# Daylight Saving Time begins Sunday in US. Update your Cameras along with your clocks



## RikkFlohr (Mar 11, 2011)

If you value your sort orders in Lightroom, use multiple cameras, or just want to reference correct capture time and dates, remember to update your camera's clock this weekend as well. 

I write about this twice-yearly but people still forget. 
http://fleetingglimpseimages.wordpress.com/2011/03/11/oh-the-times-they-are-a-changin/


----------



## clee01l (Mar 11, 2011)

Yes, it can be a PIA.  All of my computers auto update the time now.  Why can't the computer in my camera do the same?


----------



## b_gossweiler (Mar 11, 2011)

clee01l said:


> Yes, it can be a PIA.  All of my computers auto update the time now.  Why can't the computer in my camera do the same?

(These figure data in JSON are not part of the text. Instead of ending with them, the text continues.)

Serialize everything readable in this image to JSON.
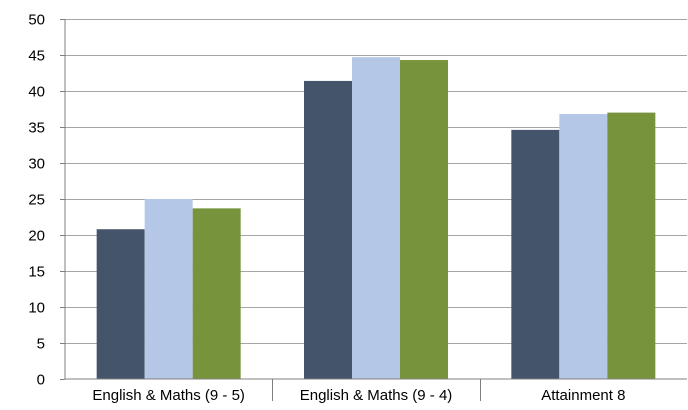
{
  "chart_data": {
    "type": "bar",
    "title": "",
    "xlabel": "",
    "ylabel": "",
    "categories": [
      "English & Maths (9 - 5)",
      "English & Maths (9 - 4)",
      "Attainment 8"
    ],
    "series": [
      {
        "values": [
          20.8,
          41.4,
          34.6
        ],
        "color": "#44546a"
      },
      {
        "values": [
          25.0,
          44.7,
          36.8
        ],
        "color": "#b4c7e7"
      },
      {
        "values": [
          23.7,
          44.3,
          37.0
        ],
        "color": "#77933c"
      }
    ],
    "ylim": [
      0,
      50
    ],
    "ytick_step": 5,
    "yticks": [
      "0",
      "5",
      "10",
      "15",
      "20",
      "25",
      "30",
      "35",
      "40",
      "45",
      "50"
    ],
    "grid": true,
    "gridline_color": "#a6a6a6",
    "axis_color": "#808080",
    "legend": "none"
  }
}
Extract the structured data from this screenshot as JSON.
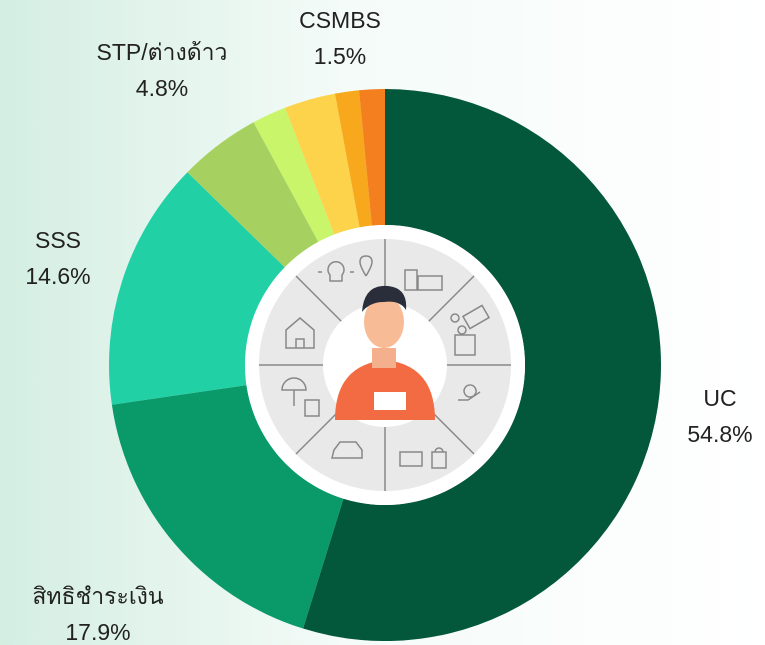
{
  "chart_data": {
    "type": "donut",
    "categories": [
      "UC",
      "สิทธิชำระเงิน",
      "SSS",
      "STP/ต่างด้าว",
      null,
      null,
      null,
      "CSMBS"
    ],
    "values": [
      54.8,
      17.9,
      14.6,
      4.8,
      2.0,
      3.0,
      1.4,
      1.5
    ],
    "value_labels": [
      "54.8%",
      "17.9%",
      "14.6%",
      "4.8%",
      null,
      null,
      null,
      "1.5%"
    ],
    "colors": [
      "#03573a",
      "#0a9a6a",
      "#22d0a6",
      "#a6d160",
      "#c8f56a",
      "#fcd34a",
      "#f7a81c",
      "#f47f1e"
    ]
  }
}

Because they are not hooked up to the internet?

Beat


----------



## clee01l (Mar 11, 2011)

b_gossweiler said:


> Because they are not hooked up to the internet?
> 
> Beat


My Windows Desktop, laptop and my Linux desktop do not need an internet connection to know when to change from CST to CDT or back.  They do need access to a NIST time server to set the time to the nearest Second.  The internet runs on UTC and every computer is adjusted to an offset of UTC based upon where you tell the computer it is located.   Because of the built in GPS, my iPhone os smart enough to adjust the clock on the phone automatically.  I was surprised to discover this while driving West to East on I40 in Tennessee last Fall.  My camera does not have a GPS, but I don't think it unreasonable to expect it to keep up with DST if I tell it what time zone it is in  Better perhaps would be to keep the time in the camera on UTC and let post processing software timestamp any derivatives with a local time stamp.


----------